Famous Last Words

Yesterday was the day Debbie and I had been waiting for since we moved to Chelmsford in August 2005. We had worked out when both of our children would finally be full-time at school, and it would be January 2009. Hence, with Rebekah having been at school since September 2007, Mark would step up from mornings only (which he’d done for the Autumn Term) to a whole day this last week. We had promised ourselves lunch out together, just the two of us.

And so it came to pass that yesterday we found ourselves in the first place we had earmarked for a lunch date: the local branch of La Tasca. Yes, it’s a restaurant chain but rather nicer than any chains we ever had in Medway and neither of us had ever eaten Tapas. We arrived with a voucher for fifty per cent off our meal and discovered they had a better deal: lunch for two for ten pounds (drinks and gratuity excluded).

So it was that we enjoyed chorizo sausage, squid (well I did, Debbie doesn’t like seafood), vegetarian paella, Spanish omelette and a beautifully dressed salad. Hungry, anyone?

Afterwards, knowing that we needed a new salt and pepper set, we headed for Debenham’s, trying to score a bargain in their sale, if any were left. Our old salt mill fools everyone because it has a plastic cover on the bottom to avoid a mess. Many of our guests don’t notice this if we forget to tell them and then wonder why they aren’t getting any salt. The pepper mill had – shall we say, ground to a halt. (Sorry, I couldn’t resist the pun.)

Having taken the escalator from outside the back of the store to the first floor, we discovered that the ‘home’ section of the store was on the second floor. As we climbed a flight of stairs, we were assaulted by lurid (if they can be in monochrome) posters bragging about all the designer labels the shop sells. I expressed my disdain about people who pay out just to be seen with a particular name on their clothing, and on we went.

Then the inevitable happened. Debbie reminded me my dressing gown was tatty and I needed a new one. She saw some in the sale. Twelve pounds. Excellent.
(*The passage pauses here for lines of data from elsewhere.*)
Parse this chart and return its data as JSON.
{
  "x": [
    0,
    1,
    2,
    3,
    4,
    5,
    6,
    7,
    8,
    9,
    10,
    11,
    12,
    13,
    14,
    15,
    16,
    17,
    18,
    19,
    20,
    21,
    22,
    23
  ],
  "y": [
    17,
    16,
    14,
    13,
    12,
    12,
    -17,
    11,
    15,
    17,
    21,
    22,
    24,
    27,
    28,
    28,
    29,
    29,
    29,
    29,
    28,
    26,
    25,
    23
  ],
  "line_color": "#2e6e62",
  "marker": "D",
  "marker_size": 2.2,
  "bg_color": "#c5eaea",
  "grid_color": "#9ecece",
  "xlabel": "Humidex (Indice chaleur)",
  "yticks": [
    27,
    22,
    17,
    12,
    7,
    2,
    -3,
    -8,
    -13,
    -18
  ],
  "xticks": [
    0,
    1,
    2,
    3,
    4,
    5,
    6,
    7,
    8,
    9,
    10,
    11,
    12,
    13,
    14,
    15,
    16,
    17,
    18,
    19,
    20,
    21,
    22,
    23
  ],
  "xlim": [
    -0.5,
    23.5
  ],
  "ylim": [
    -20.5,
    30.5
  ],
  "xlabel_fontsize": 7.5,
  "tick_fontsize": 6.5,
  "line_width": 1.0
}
Except they were a designer label. John Rocha.

So much for eschewing designers. At that price I caved in and dragged it around the store while continuing to look for salt and pepper mills. My big anti-designer words went out of the window at the sight of the price. I guess Naomi Klein won’t be signing me up that quickly. At least I won’t be inviting you around to see me wearing the dressing gown. You wouldn’t want to see me first thing in the morning. So I’m not buying it to show off. And doubtless there are those who would consider it inappropriate for me to own such a garment: perhaps the church is paying me too much.

The cruet set? Well, there was nothing in the sale. We settled on a cheap (by Debenham’s standards) set for ten pounds, passing on the sets that retailed for twenty or even thirty-six. That’s more like it.